The Japanese cosmetics company recently released its second global report on its sustainability progress after laying out its medium-to-long-term targets in its first report last year.
Among its updates, the beauty giant acknowledged that it had begun licensing its environmental technologies through WIPO GREEN.
Established in 2013, WIPO GREEN is an international technology exchange platform established by the World Intellectual Property Organization (WIPO).
Shisiedo was among the 19 new partners that joined WIPO GREEN in 2020.
According to Shiseido and WIPO GREEN, it is the first cosmetics company among the list of 127 partners, including multinational names such as IBM, Siemens, General Electric and Canon.
Organisations that have joined WIPO GREEN also included research institutions, universities, trade associations and national IP agencies.
The company said it joined the programme as it has observed that more companies are looking to one another for shared solutions rather than monopolising environment-related technology.
According to WIPO GREEN’s 2020 review, Shiseido was among its most active partners, uploading 20 of its technologies to the platform, behind fellow Japanese companies Fujitsu Limited, Toyota Industries Corporation and Konica Minolta.
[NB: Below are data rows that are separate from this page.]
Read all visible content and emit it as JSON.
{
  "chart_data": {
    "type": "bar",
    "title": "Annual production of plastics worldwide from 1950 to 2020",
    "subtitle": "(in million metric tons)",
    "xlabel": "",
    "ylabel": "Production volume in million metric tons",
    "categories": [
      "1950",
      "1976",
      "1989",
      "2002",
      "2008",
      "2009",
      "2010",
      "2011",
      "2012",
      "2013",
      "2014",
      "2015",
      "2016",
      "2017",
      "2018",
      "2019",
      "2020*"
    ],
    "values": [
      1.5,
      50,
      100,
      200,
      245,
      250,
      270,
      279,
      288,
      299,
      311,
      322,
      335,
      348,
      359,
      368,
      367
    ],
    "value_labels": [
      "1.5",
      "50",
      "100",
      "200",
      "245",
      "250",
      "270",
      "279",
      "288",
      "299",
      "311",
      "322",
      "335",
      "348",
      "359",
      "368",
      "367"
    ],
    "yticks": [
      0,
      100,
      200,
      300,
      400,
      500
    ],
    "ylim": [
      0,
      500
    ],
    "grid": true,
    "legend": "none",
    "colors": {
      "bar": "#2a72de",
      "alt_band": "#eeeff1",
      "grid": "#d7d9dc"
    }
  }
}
These included technologies that can achieve excellent cleaning and water conservation during rinsing, which can be applied mainly to cleansing and hair care products.
Additionally, it also shared technology that concentrates and reduce energy consumption for manufacturing and transportation.
Shiseido believes that the technologies it has shared can contribute to tackling environmental issues such as drought and CO2 emissions.
As part of its target to achieve 100% sustainable packaging by 2025, Shiseido has been developing alternative plastics, biomaterials with low environmental impact, as well as packaging that biodegrades naturally.
In 2020, SHISEIDO launched a new type of sustainable packaging in collaboration with Japanese material manufacturer KANEKA.
Composed of a 100% biodegradable polymer the new material is unlike conventional biomass materials as it is biosynthesised within the cells of microorganisms.
As such, the compact packaging can biodegrade on land and sea as well, claims Shiseido.
The company believes that this material had the potential to overcome the issue of marine waste.
Shiseido used this technology to develop its Aquagel Lip Palette range, which was first launched in its Ginza flagship last November.
As a lip palette, the firm was able to reduce material use by 80% as compared to making five individual lipsticks.